Thank you for your acknowledgement of my FOI request. I doubt that the documents I have requested from CAA legal counsel Kate Staples is held by another public authority and I believe my request was quite clear.

Yours sincerely,

Don Canard

Almost a month passed before BPA Watch received the following email and attachment from CAA External Response Manager Mark Stevens.

From: FOI Requests <FOI.Requests@caa.co.uk>
Date: Tue, 17 Aug 2021 at 12:17
Subject: FOI request to the CAA
To: bpawatch@gmail.com <bpawatch@gmail.com>

Dear Mr Canard

Please find attached the CAA’s response to your request for information.

 Kind regards

Mark Stevens
External Response Manager

Communications Department
Civil Aviation Authority





 

Any neutral observer reading Mr Stevens' letter might wonder how public interest would be served in refusal to comply with our request to Kate Staples for proof of her assurance that the CAA legal department had conducted the requisite reviews of CAP 660. 

Given the high death and injury toll over which the CAA-BPA cartel has presided since 1996, it is certainly in the public interest to know why the CAA rushed CAP 660 v5 into print despite concerns that it was not Health and Safety-compliant.

We responded to Mark Stevens' email and letter.

From: BPA Watch <bpawatch@gmail.com>
Date: Mon, 23 Aug 2021 at 07:37
Subject: Re: FOI request to the CAA
To: FOI Requests <FOI.Requests@caa.co.uk>
Cc: <stephen.hillier@caa.co.uk>, <richard.moriarty@caa.co.uk>, Kate Staples <kate.staples@caa.co.uk>, Rob Bishton <Rob.Bishton@caa.co.uk>

Dear Mr Stevens,

Thank you for your reply.

The citing of legal privilege as grounds for refusing to confirm that the CAA followed due process in relation to CAP 660 looks highly dubious in the light of the ministerial-level complaint recently lodged against your quango by a veterans parachute display team, a complaint that quotes correspondence between Rob Bishton and myself and which has been raised with the CAA by the current Aviation Minister's office.
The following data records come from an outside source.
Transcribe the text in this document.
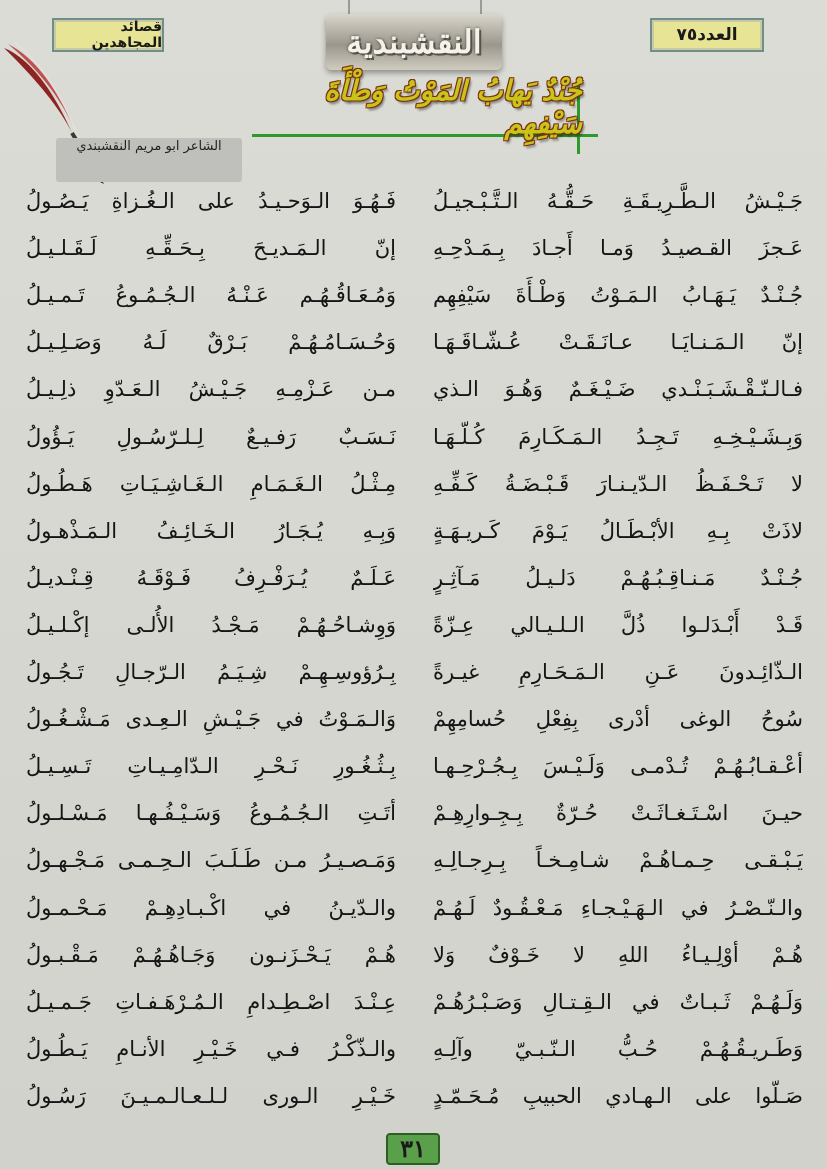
قصائد المجاهدين	النقشبندية	العدد٧٥
جُنْدٌ يَهابُ المَوْتُ وَطْأَةَ سَيْفِهِم
الشاعر ابو مريم النقشبندي
جَـيْـشُ الـطَّـرِيـقَـةِ حَـقُّـهُ الـتَّـبْـجيـلُ
فَـهُـوَ الـوَحـيـدُ على الـغُـزاةِ يَـصُـولُ
عَـجزَ القـصيـدُ وَمـا أَجـادَ بِـمَـدْحِـهِ
إنّ الـمَـديـحَ بِـحَـقِّـهِ لَـقَـلـيـلُ
جُـنْـدٌ يَـهَـابُ الـمَـوْتُ وَطْـأَةَ سَيْفِهِم
وَمُـعَـاقُـهُـم عَـنْـهُ الـجُـمُـوعُ تَـمـيـلُ
إنّ الـمَـنـايَـا عـانَـقَـتْ عُـشّـاقَـهَـا
وَحُـسَـامُـهُـمْ بَـرْقٌ لَـهُ وَصَـلِـيـلُ
فـالـنّـقْـشَـبَـنْـدي ضَـيْـغَـمٌ وَهُـوَ الـذي
مـن عَـزْمِـهِ جَـيْـشُ الـعَـدّوِ ذلِـيـلُ
وَبِـشَـيْـخِـهِ تَـجِـدُ الـمَـكَـارِمَ كُـلّـهَـا
نَـسَـبٌ رَفـيـعٌ لِـلـرّسُـولِ يَـؤُولُ
لا تَـحْـفَـظُ الـدّيـنـارَ قَـبْـضَـةُ كَـفِّـهِ
مِـثْـلُ الـغَـمَـامِ الـغَـاشِـيَـاتِ هَـطُـولُ
لاذَتْ بِـهِ الأبْـطَـالُ يَـوْمَ كَـريـهَـةٍ
وَبِـهِ يُـجَـارُ الـخَـائِـفُ الـمَـذْهـولُ
جُـنْـدٌ مَـنـاقِـبُـهُـمْ دَلـيـلُ مَـآثِـرٍ
عَـلَـمٌ يُـرَفْـرِفُ فَـوْقَـهُ قِـنْـديـلُ
قَـدْ أَبْـدَلـوا ذُلَّ الـلـيـالي عِـزّةً
وَوِشـاحُـهُـمْ مَـجْـدُ الأُلـى إكْـلـيـلُ
الـذّائِـدونَ عَـنِ الـمَـحَـارِمِ غيـرةً
بِـرُؤوسِـهِـمْ شِـيَـمُ الـرّجـالِ تَـجُـولُ
سُوحُ الوغى أدْرى بِفِعْلِ حُسامِهِمْ
وَالـمَـوْتُ في جَـيْـشِ الـعِـدى مَـشْـغُـولُ
أعْـقـابُـهُـمْ تُـدْمـى وَلَـيْـسَ بِـجُـرْحِـهـا
بِـثُـغُـورِ نَـحْـرِ الـدّامِـيـاتِ تَـسِـيـلُ
حيـنَ اسْـتَـغـاثَـتْ حُـرّةٌ بِـجِـوارِهِـمْ
أتَـتِ الـجُـمُـوعُ وَسَـيْـفُـهـا مَـسْـلـولُ
يَـبْـقـى حِـمـاهُـمْ شـامِـخـاً بِـرِجـالِـهِ
وَمَـصـيـرُ مـن طَـلَـبَ الـحِـمـى مَـجْـهـولُ
والـنّـصْـرُ في الـهَـيْـجـاءِ مَـعْـقُـودٌ لَـهُـمْ
والـدّيـنُ في اكْـبـادِهِـمْ مَـحْـمـولُ
هُـمْ أوْلِـيـاءُ اللهِ لا خَـوْفٌ وَلا
هُـمْ يَـحْـزَنـون وَجَـاهُـهُـمْ مَـقْـبـولُ
وَلَـهُـمْ ثَـبـاتٌ في الـقِـتـالِ وَصَـبْـرُهُـمْ
عِـنْـدَ اصْـطِـدامِ الـمُـرْهَـفـاتِ جَـمـيـلُ
وَطَـريـقُـهُـمْ حُـبُّ الـنّـبـيّ وآلِـهِ
والـذّكْـرُ فـي خَـيْـرِ الأنـامِ يَـطُـولُ
صَـلّوا على الـهـادي الحبيبِ مُـحَـمّـدٍ
خَـيْـرِ الـورى لـلـعـالـمـيـنَ رَسُـولُ
٣١
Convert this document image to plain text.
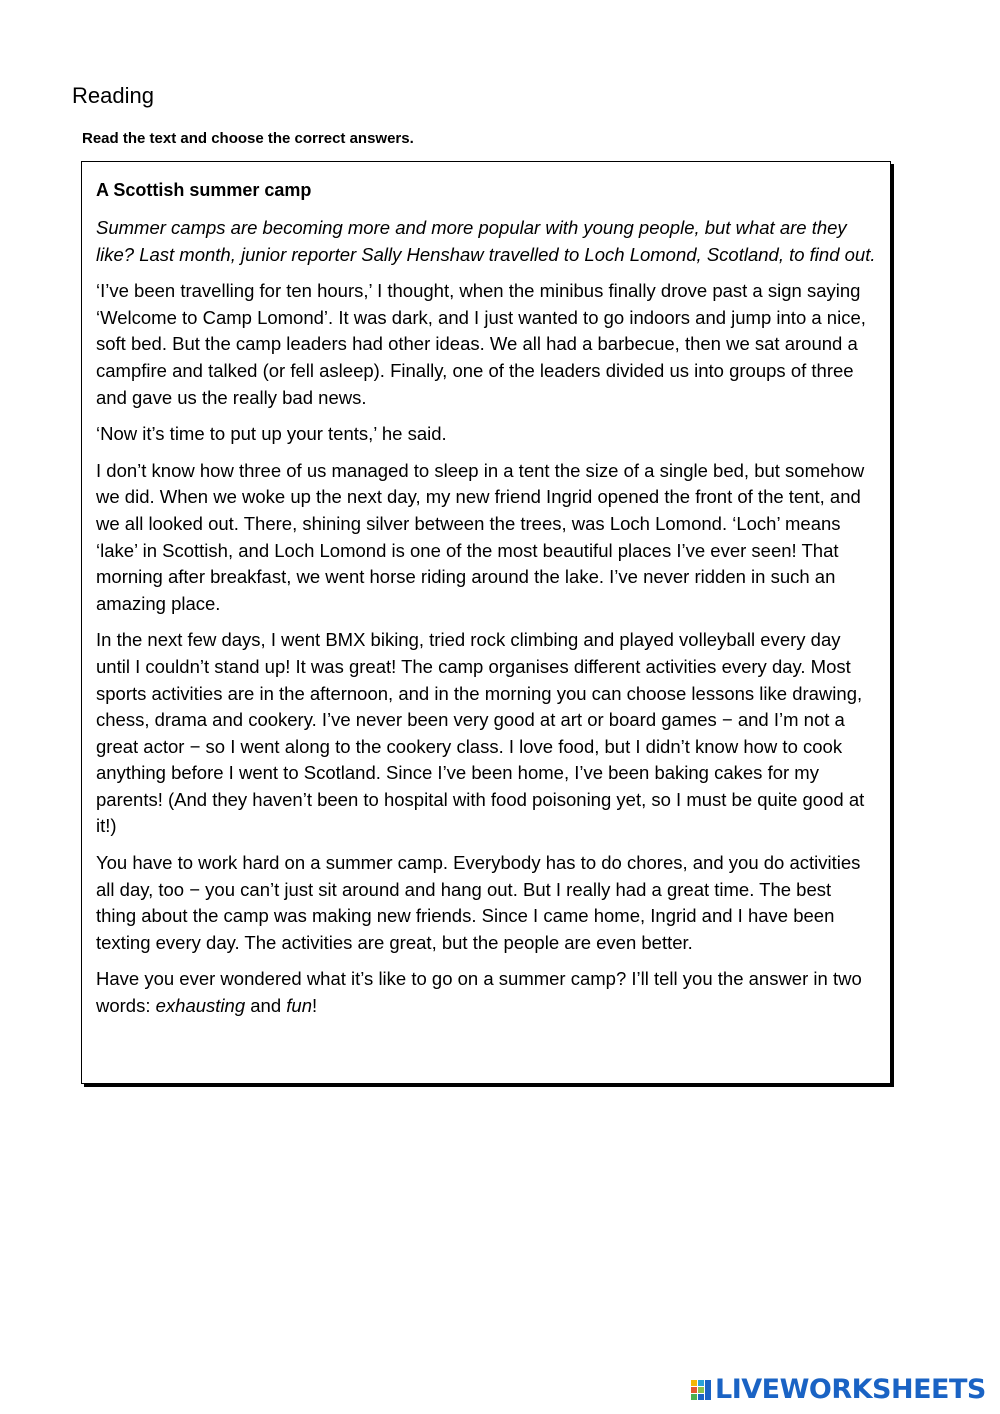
Reading

Read the text and choose the correct answers.

A Scottish summer camp

Summer camps are becoming more and more popular with young people, but what are they like? Last month, junior reporter Sally Henshaw travelled to Loch Lomond, Scotland, to find out.

‘I’ve been travelling for ten hours,’ I thought, when the minibus finally drove past a sign saying ‘Welcome to Camp Lomond’. It was dark, and I just wanted to go indoors and jump into a nice, soft bed. But the camp leaders had other ideas. We all had a barbecue, then we sat around a campfire and talked (or fell asleep). Finally, one of the leaders divided us into groups of three and gave us the really bad news.

‘Now it’s time to put up your tents,’ he said.

I don’t know how three of us managed to sleep in a tent the size of a single bed, but somehow we did. When we woke up the next day, my new friend Ingrid opened the front of the tent, and we all looked out. There, shining silver between the trees, was Loch Lomond. ‘Loch’ means ‘lake’ in Scottish, and Loch Lomond is one of the most beautiful places I’ve ever seen! That morning after breakfast, we went horse riding around the lake. I’ve never ridden in such an amazing place.

In the next few days, I went BMX biking, tried rock climbing and played volleyball every day until I couldn’t stand up! It was great! The camp organises different activities every day. Most sports activities are in the afternoon, and in the morning you can choose lessons like drawing, chess, drama and cookery. I’ve never been very good at art or board games − and I’m not a great actor − so I went along to the cookery class. I love food, but I didn’t know how to cook anything before I went to Scotland. Since I’ve been home, I’ve been baking cakes for my parents! (And they haven’t been to hospital with food poisoning yet, so I must be quite good at it!)

You have to work hard on a summer camp. Everybody has to do chores, and you do activities all day, too − you can’t just sit around and hang out. But I really had a great time. The best thing about the camp was making new friends. Since I came home, Ingrid and I have been texting every day. The activities are great, but the people are even better.

Have you ever wondered what it’s like to go on a summer camp? I’ll tell you the answer in two words: exhausting and fun!

LIVEWORKSHEETS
The complaint contends amongst other things, that the CAA misled a previous Aviation Minister about the Pegasus Display Team.

I will therefore give you and your superiors a second chance to comply with my FOI request.

Yours sincerely,

Don Canard

We received a response to the effect that the CAA would instigate an internal review of our FOI request. On 1.9.2021, the CAA's Head of Analysis and Insights wrote to BPA Watch.
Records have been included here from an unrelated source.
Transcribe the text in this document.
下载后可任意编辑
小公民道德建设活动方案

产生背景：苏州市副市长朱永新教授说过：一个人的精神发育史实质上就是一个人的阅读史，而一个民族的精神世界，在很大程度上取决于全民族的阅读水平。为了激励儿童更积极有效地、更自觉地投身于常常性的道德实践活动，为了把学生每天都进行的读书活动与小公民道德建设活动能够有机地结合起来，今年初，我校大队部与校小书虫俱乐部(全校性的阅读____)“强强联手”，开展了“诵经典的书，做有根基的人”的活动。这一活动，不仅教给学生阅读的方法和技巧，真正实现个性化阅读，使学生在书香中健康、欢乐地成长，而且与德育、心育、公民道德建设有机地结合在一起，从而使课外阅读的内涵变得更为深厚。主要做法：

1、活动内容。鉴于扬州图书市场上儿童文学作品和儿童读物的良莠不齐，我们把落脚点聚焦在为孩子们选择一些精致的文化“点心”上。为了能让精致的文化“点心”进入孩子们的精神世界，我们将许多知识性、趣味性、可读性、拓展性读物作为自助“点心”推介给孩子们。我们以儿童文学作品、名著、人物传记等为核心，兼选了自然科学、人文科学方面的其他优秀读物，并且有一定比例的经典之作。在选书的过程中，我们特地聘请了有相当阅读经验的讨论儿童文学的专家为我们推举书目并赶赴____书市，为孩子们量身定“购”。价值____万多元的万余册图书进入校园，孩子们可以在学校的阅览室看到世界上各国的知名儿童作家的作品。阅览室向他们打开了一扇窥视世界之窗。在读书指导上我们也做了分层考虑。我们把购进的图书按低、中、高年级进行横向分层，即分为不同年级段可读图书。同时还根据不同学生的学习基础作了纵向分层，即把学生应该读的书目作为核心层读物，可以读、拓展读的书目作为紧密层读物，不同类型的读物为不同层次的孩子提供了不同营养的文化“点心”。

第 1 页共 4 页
From: Kit Beynon <Kit.Beynon@caa.co.uk>
Date: Wed, 1 Sept 2021 at 12:12
Subject: CAA FOI Internal Review Acknowledgement
To: bpawatch@gmail.com <bpawatch@gmail.com>

Dear Mr Canard,

Please find attached formal confirmation of the internal review of your FOI request made to the CAA.

Kind regards,

Kit Beynon

Kit Beynon
Head of Analysis & Insights



From: Kit Beynon <Kit.Beynon@caa.co.uk>
Date: Tue, 14 Sept 2021 at 10:18
Subject: CAA FOI Internal Review Decision
To: bpawatch@gmail.com <bpawatch@gmail.com>

Good morning Mr Canard,

Please see attached the decision letter relating to the appeal of FOI0005357,

Kind regards,

Kit Beynon

Kit Beynon
Head of Analysis & Insights

Consumers & Markets Group
Civil Aviation Authority




CONCLUSIONS

Questioned about the due processes to which CAP 660 v5 should have been subjected, CAA Legal Director Kate Staples assured us that her legal department had reviewed CAP 660. 

If this were so, then the CAA's legal department permitted the publication of a code of practice that failed to comply with various laws, including The Health and Safety at Work Act 1974 and, moreover, facilitated BPA evasion of HSE oversight and regulation.

Asked to prove her assertion, Ms Staples passed the matter over to the CAA's data protection guard dogs, who then cited legal privilege and "public interest" to fob BPA Watch off.

It would appear that the CAA had forgotten its response to that earlier FOI request in February 2020. As the old maxim goes, liars need long memories. 

Small wonder that Transport Minister Grant Shapps is setting up an external complaints review body to handle the growing anger within and without the aviation industry about the CAA quango, which is widely seen as totally out of control.

However, the CAA has indicated that Mr Shapps' Department of Transport was consulted about CAP 660 v5, suggesting that while the CAA and the BPA concocted CAP 660 v5, the CAA's ministerial masters approved it.